Competing: When one person seeks to satisfy his interests, regardless of the impact on the other parties to the conflict, he is competing.

Collaborating: When the parties to conflict each desire to fully satisfy the concerns of all parties, we have cooperation and the search for mutually beneficial outcomes.

Avoiding: A person may recognize that a conflict exists and want to withdraw from it or suppress it.

Accommodating: When one party seeks to appease an opponent, that party may be willing to place the opponent’s interests above his or her own. In other words, in order for the relationship to be maintained, one party is willing to be self-sacrificing. We refer to this intention as accommodating.

Compromising: When each party to the conflict seeks to give up something, sharing occurs, resulting in a compromised outcome. In compromising, there is no clear winner or loser.

Stage IV-Behavior:

The behavior stage includes the statements, actions, and reactions made by the conflicting parties. It helps to think of stage-IV, as a dynamic process of interaction. For example, you make a demand on me; I respond by arguing; you threaten me; I threaten you back; and so on.

Stage V- Outcome:

The action-reaction interplay between the conflicting parties result in consequences. These outcomes may be functional in that the conflict results in an improvement in the group’s performance, or dysfunctional in that it hinders group performance.

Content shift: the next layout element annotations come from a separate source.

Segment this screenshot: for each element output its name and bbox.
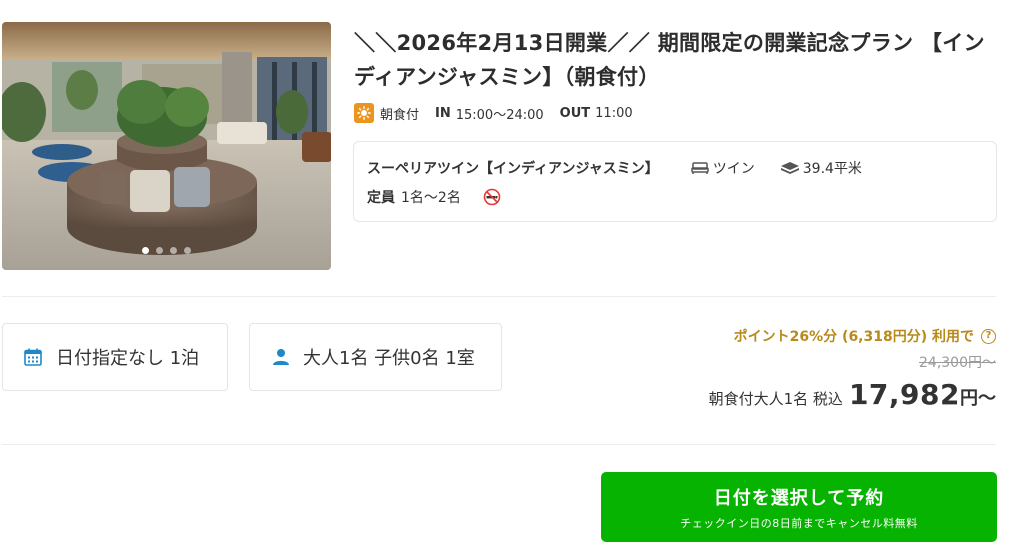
price-suffix: 円〜: [960, 388, 996, 409]
bed-type: ツイン: [712, 161, 755, 177]
no-smoking-icon: [483, 188, 501, 206]
calendar-icon: [23, 347, 43, 367]
points-info: ポイント26%分 (6,318円分) 利用で ?: [734, 326, 996, 346]
price-prefix: 朝食付大人1名 税込: [708, 390, 843, 408]
divider-bottom: [2, 444, 996, 445]
plan-title: ＼＼2026年2月13日開業／／ 期間限定の開業記念プラン 【インディアンジャス…: [354, 31, 985, 89]
carousel-dot-1[interactable]: [142, 247, 149, 254]
area-icon: [780, 162, 799, 174]
capacity-value: 1名〜2名: [401, 190, 461, 206]
sun-icon: [354, 103, 374, 123]
carousel-dot-4[interactable]: [184, 247, 191, 254]
carousel-dot-3[interactable]: [170, 247, 177, 254]
date-selector[interactable]: 日付指定なし 1泊: [2, 323, 228, 391]
plan-meta: 朝食付 IN 15:00〜24:00 OUT 11:00: [354, 102, 633, 124]
guest-selector[interactable]: 大人1名 子供0名 1室: [249, 323, 502, 391]
points-text: ポイント26%分 (6,318円分) 利用で: [733, 329, 974, 345]
lobby-image: [2, 22, 331, 270]
room-size-value: 39.4平米: [802, 161, 862, 177]
reserve-button[interactable]: 日付を選択して予約 チェックイン日の8日前までキャンセル料無料: [601, 472, 997, 542]
price-line: 朝食付大人1名 税込 17,982 円〜: [709, 378, 996, 411]
help-icon[interactable]: ?: [981, 328, 996, 344]
original-price: 24,300円〜: [919, 355, 996, 371]
meal-label: 朝食付: [380, 107, 420, 123]
room-size: 39.4平米: [780, 158, 862, 178]
hotel-photo[interactable]: [2, 22, 331, 270]
capacity-label: 定員: [367, 190, 395, 206]
date-selector-label: 日付指定なし 1泊: [56, 348, 200, 369]
guest-selector-label: 大人1名 子供0名 1室: [303, 348, 475, 369]
divider-top: [2, 296, 996, 297]
checkout-time: 11:00: [595, 105, 633, 121]
checkin-label: IN: [435, 105, 451, 121]
price-amount: 17,982: [848, 378, 960, 411]
room-bed: ツイン: [691, 158, 755, 178]
room-card[interactable]: スーペリアツイン【インディアンジャスミン】 ツイン 39.4平米 定員 1名〜2…: [353, 141, 997, 222]
cancellation-note: チェックイン日の8日前までキャンセル料無料: [680, 516, 918, 530]
bed-icon: [691, 161, 709, 175]
checkout-label: OUT: [559, 105, 591, 121]
reserve-button-label: 日付を選択して予約: [713, 487, 885, 509]
room-name: スーペリアツイン【インディアンジャスミン】: [367, 161, 659, 177]
carousel-dots: [2, 247, 331, 254]
checkin-time: 15:00〜24:00: [455, 107, 544, 123]
carousel-dot-2[interactable]: [156, 247, 163, 254]
person-icon: [272, 348, 290, 366]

4) Definition of “Negotiation” and the different bargaining strategies

We define negotiation as a process in which two or more parties exchange goods or services and attempt to agree on the exchange rate for them.

Bargaining Strategies: There are two general approaches to negotiation-distributive bargaining and integrative bargaining.

Distributive Bargaining: The most identifying feature of distributive bargaining is that it operates under zero-sum conditions. That is, any gain I make is at your expense; and vice versa.

Integrative Bargaining: In contrast to distributive bargaining, integrative problem solving operates under the assumption that there exist one or more settlements that can create a win-win solution.

All things being equal, integrative bargaining is preferable to distributive bargaining, because the former builds long-term relationships and facilitates working together in the future.